The UK’s financial watchdog has clamped down on peer-to-peer (P2P) lenders by announcing new rules aimed to protect investors.
The crackdown comes a week after the collapse of Lendy, one of the largest lending platforms in the sector, which has more than £160 million in outstanding loans and was more than £90 million in default.
The Financial Conduct Authority (FCA) has introduced the new set of rules, which it said will “better protect investors” while allowing lending platforms to operate sustainably.
It has placed a limit on P2P investments for retail customers new to the sector of 10% of investable assets.
The rules will ensure that new investors “do not over-expose themselves to risk”, it said, although the rules will not apply to customer who have received regulated financial advice.
P2P platforms, such as Funding Circle and Zopa, will now face marketing restrictions to protect new and less-experience investors.
The FCA has also said it is strengthening rules on plans for the wind-down of P2P platforms if they fail.
Platforms which offer home finance products will also need to adhere to the Mortgage and Home Finance Conduct of Business sourcebook.

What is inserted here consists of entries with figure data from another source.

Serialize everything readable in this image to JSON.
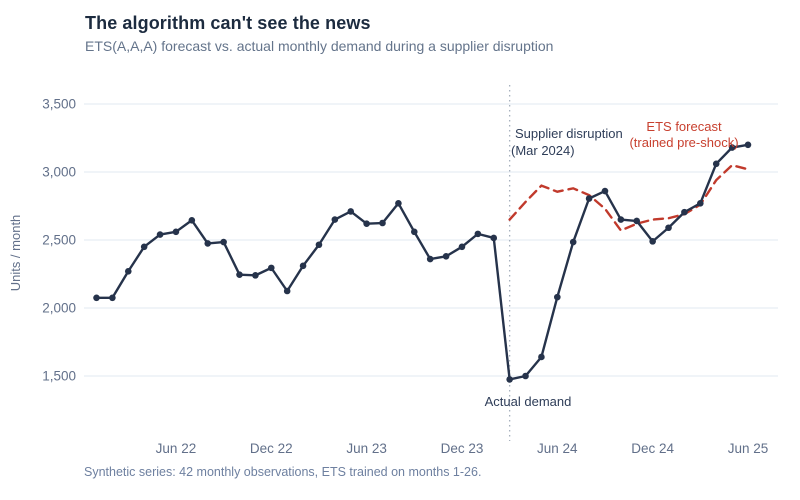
{
  "header": {
    "title": "The algorithm can't see the news",
    "subtitle": "ETS(A,A,A) forecast vs. actual monthly demand during a supplier disruption"
  },
  "footer": {
    "note": "Synthetic series: 42 monthly observations, ETS trained on months 1-26."
  },
  "colors": {
    "actual_line": "#26334b",
    "forecast_line": "#c13a2c",
    "grid": "#e8edf4",
    "axis_text": "#62708a",
    "annotation_navy": "#2e3d58",
    "annotation_red": "#c8402f",
    "disruption_line": "#a6b0bd"
  },
  "chart_data": {
    "type": "line",
    "title": "The algorithm can't see the news",
    "subtitle": "ETS(A,A,A) forecast vs. actual monthly demand during a supplier disruption",
    "ylabel": "Units / month",
    "xlabel": "",
    "grid": "horizontal-only",
    "legend_position": "inline-annotations",
    "months_start": "Jan 2022",
    "months_end": "Jun 2025",
    "n_months": 42,
    "ylim": [
      1400,
      3640
    ],
    "y_ticks": [
      1500,
      2000,
      2500,
      3000,
      3500
    ],
    "y_tick_labels": [
      "1,500",
      "2,000",
      "2,500",
      "3,000",
      "3,500"
    ],
    "x_tick_labels": [
      "Jun 22",
      "Dec 22",
      "Jun 23",
      "Dec 23",
      "Jun 24",
      "Dec 24",
      "Jun 25"
    ],
    "x_tick_month_indices": [
      5,
      11,
      17,
      23,
      29,
      35,
      41
    ],
    "series": [
      {
        "name": "Actual demand",
        "style": "solid-with-markers",
        "start_index": 0,
        "values": [
          2075,
          2075,
          2270,
          2450,
          2540,
          2560,
          2645,
          2475,
          2485,
          2245,
          2240,
          2295,
          2125,
          2310,
          2465,
          2650,
          2710,
          2620,
          2625,
          2770,
          2560,
          2360,
          2380,
          2450,
          2545,
          2515,
          1475,
          1500,
          1640,
          2080,
          2485,
          2805,
          2860,
          2650,
          2640,
          2490,
          2590,
          2705,
          2770,
          3060,
          3180,
          3200
        ]
      },
      {
        "name": "ETS forecast (trained pre-shock)",
        "style": "dashed",
        "start_index": 26,
        "values": [
          2650,
          2780,
          2900,
          2855,
          2880,
          2830,
          2730,
          2570,
          2620,
          2650,
          2660,
          2690,
          2760,
          2940,
          3050,
          3020
        ]
      }
    ],
    "disruption": {
      "month_index": 26,
      "label_line1": "Supplier disruption",
      "label_line2": "(Mar 2024)"
    },
    "annotations": {
      "forecast_line1": "ETS forecast",
      "forecast_line2": "(trained pre-shock)",
      "actual_label": "Actual demand"
    }
  }
}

Christopher Woolard, executive director of strategy and competition at the FCA, said: “These changes are about enhancing protection for investors while allowing them to take up innovative investment opportunities.
“For P2P to continue to evolve sustainably, it is vital that investors receive the right level of protection.”
P2P peers will have to implement the new restrictions by December 9 2019, except for mortgage and home finance requirements which have been applied with immediate effect.
Yann Murciano, chief executive at P2P firm Blend Network, said: “We believe the measures promise to be a positive step forward for P2P platforms.
“We believe these measures will have a significant positive impact on the P2P industry, particularly on the way that loan risks and platform business models are assessed.”